Hello! I hope this isn't too obvious of a question.

I'm looking for just some basic ballpark estimates of GO term frequency in some "average" genomes, or some benchmarks done with some current assemblies. For example, GO:0000049 occurs 12 times in assembly x, GO:0013232 occurs 2000 times, etc. Of course these numbers are going to be very different based on methods and data and all that, but rough estimates is what I am looking for.

I'm working with some resequenced genomes, and I am just aiming to confirm that my estimates are consistent to rule out some programmatic issues. Thanks!

This is interesting, but not available...? It's usually the other way around, i.e. Use the gene frequency estimates to know whether a GO category is significant or not in an experiment.

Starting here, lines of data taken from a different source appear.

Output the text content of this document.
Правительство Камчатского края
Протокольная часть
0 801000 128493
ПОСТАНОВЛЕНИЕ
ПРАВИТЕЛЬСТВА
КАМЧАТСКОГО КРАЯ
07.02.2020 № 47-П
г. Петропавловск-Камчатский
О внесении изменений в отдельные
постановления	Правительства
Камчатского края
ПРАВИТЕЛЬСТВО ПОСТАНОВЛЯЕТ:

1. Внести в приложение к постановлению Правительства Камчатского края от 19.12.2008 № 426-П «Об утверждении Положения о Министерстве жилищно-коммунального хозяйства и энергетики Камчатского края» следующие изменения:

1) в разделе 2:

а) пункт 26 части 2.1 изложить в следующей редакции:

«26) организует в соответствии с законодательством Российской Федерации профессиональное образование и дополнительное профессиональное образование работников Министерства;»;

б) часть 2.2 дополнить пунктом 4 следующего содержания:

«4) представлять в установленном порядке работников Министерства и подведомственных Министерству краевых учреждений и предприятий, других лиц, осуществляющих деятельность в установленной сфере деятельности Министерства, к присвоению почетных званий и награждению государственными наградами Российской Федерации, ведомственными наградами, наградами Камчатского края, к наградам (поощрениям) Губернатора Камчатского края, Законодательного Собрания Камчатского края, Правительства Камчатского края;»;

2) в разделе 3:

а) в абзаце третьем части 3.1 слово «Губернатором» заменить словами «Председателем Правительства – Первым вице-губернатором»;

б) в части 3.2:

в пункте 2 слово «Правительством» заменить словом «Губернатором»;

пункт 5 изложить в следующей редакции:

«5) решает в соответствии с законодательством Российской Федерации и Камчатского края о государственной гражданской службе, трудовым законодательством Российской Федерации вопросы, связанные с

In short, you may have to write your own program to know what you want to know, and your post made me recall this blog post so I hope this is a good lead for you.

I can see potential issues with this approach:
- one is to account for the hierarchical nature of the ontology and the way genes are annotated, e.g. the same gene in two different genomes may have been annotated using different related terms e.g. the parent in one case and a child term in the other.
- second is to account for the use of different versions of the ontology. While obsolete terms can be mapped to new ones, new terms have obviously not been used in older annotations.